En realidad, la causa de Romero, que fue acribillado a tiros el 24 de marzo de 1980, durante una celebración eucarística, era considerada una causa perdida. Sectores con mucho poder en la Iglesia, torpedearon constantemente cualquier intento de avanzar hacia la beatificación del arzobispo de San Salvador, al que consideraban un exponente de la teología de la liberación y al que, por tanto, no interesaba otorgar la categoría de mártir; llave que, a falta de milagro, abre la puerta para la beatificación.
Muchos, jamás entenderemos, como la Iglesia, dirigida desde Roma, no sólo nunca mostró el más mínimo apoyo al mencionado movimiento, sino que se opuso al mismo con animadversión y abandonó a su suerte a curas y obispos que estuvieron cerca de los pobres y del pueblo y se mostraron críticos con el poder opresor; es decir predicaron el evangelio con su propio ejemplo. Esta fue su "falta" a ojos del Vaticano y también la causa de que algunos terminaran siendo asesinados, como fue el caso de Romero.
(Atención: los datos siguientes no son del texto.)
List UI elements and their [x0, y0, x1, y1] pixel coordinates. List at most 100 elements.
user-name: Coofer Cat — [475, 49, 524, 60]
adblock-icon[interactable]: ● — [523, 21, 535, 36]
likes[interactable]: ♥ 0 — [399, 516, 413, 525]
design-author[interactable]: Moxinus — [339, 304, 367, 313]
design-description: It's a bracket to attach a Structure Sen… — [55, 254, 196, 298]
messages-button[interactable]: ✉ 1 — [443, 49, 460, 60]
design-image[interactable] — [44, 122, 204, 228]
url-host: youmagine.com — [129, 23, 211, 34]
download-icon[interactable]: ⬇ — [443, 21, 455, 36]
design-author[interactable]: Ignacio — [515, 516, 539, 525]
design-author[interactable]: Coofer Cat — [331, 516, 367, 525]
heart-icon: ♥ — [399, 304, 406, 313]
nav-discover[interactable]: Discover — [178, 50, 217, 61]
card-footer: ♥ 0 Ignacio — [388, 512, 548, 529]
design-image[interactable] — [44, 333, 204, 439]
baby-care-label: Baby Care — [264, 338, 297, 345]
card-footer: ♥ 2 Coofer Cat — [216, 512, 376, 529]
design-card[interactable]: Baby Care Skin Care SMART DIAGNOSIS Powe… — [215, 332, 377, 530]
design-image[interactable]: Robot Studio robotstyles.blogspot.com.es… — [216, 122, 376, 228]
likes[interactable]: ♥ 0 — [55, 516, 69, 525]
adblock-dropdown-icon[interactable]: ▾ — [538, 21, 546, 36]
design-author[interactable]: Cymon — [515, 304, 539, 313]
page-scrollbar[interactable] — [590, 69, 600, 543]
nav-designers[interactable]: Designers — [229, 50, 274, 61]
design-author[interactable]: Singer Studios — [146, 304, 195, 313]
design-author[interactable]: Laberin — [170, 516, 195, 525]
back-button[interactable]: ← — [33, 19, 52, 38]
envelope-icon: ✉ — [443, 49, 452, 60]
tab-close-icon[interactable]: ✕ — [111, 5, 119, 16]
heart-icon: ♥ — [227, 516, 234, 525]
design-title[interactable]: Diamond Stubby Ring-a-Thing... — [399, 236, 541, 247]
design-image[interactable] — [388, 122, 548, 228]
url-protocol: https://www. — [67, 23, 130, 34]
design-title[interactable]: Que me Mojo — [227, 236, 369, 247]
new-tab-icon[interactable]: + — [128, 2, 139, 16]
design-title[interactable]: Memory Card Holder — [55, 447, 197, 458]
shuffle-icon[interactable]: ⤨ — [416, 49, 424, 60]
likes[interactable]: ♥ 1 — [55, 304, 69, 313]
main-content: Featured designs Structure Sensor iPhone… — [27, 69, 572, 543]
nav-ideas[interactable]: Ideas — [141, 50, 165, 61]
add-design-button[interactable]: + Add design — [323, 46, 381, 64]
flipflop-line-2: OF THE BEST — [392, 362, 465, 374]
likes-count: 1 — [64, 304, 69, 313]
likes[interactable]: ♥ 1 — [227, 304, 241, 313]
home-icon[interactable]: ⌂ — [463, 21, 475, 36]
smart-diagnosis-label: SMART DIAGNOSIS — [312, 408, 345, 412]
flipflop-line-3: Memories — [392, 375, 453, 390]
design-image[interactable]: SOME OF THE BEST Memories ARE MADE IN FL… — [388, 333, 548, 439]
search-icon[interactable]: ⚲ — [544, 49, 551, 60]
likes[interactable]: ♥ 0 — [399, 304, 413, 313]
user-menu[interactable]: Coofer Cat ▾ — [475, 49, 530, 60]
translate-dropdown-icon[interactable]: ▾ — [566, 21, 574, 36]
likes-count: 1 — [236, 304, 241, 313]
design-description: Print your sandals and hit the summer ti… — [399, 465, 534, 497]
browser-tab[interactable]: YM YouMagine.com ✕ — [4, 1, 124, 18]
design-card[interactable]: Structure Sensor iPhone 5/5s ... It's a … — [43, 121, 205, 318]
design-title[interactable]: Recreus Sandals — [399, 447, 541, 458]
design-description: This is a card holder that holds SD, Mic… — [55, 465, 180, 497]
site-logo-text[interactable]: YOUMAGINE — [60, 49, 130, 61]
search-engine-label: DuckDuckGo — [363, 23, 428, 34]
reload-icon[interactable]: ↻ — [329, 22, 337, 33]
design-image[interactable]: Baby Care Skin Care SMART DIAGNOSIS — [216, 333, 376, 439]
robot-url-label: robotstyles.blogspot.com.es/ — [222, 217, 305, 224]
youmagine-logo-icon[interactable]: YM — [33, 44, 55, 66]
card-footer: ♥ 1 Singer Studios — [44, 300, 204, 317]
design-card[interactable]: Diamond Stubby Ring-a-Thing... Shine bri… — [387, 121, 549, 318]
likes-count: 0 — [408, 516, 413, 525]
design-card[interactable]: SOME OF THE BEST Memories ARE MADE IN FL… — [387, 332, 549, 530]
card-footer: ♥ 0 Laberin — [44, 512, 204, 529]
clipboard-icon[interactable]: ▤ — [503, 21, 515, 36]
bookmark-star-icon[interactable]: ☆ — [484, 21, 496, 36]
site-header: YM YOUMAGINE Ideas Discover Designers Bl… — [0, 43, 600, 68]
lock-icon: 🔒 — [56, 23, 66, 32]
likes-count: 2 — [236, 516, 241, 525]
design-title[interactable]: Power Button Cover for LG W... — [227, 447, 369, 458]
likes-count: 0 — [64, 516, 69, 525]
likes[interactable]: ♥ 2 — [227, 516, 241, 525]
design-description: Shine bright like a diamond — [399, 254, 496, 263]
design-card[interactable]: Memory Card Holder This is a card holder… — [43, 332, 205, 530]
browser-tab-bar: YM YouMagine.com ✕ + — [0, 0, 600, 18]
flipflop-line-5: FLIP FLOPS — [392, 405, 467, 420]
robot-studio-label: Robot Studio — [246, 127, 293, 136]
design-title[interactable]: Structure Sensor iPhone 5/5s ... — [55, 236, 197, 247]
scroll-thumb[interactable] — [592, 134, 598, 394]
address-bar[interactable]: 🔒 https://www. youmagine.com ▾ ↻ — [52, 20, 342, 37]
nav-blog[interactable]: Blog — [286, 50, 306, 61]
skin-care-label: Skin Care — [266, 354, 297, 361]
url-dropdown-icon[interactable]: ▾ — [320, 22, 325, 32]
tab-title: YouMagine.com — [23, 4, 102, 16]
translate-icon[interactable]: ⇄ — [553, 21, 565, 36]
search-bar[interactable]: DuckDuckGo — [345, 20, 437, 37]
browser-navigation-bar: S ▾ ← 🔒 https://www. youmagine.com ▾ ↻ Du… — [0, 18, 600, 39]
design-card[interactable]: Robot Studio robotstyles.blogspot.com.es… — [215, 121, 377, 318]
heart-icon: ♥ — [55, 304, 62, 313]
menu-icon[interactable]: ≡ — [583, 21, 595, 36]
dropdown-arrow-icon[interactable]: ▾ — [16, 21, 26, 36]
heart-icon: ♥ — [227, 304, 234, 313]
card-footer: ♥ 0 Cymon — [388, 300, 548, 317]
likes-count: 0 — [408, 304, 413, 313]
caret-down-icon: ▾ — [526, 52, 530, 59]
35 años después, concretamente el 3 de febrero del 2015, Francisco recibió en audiencia al cardenal Angelo Amato, Prefecto de la Congregación para las causas de los santos, y seguidamente se hizo público y oficial que el Papa había autorizado decretar el martirio "por odio a la fe" de Oscar Romero. Bergoglio acababa de dar luz verde a su beatificación.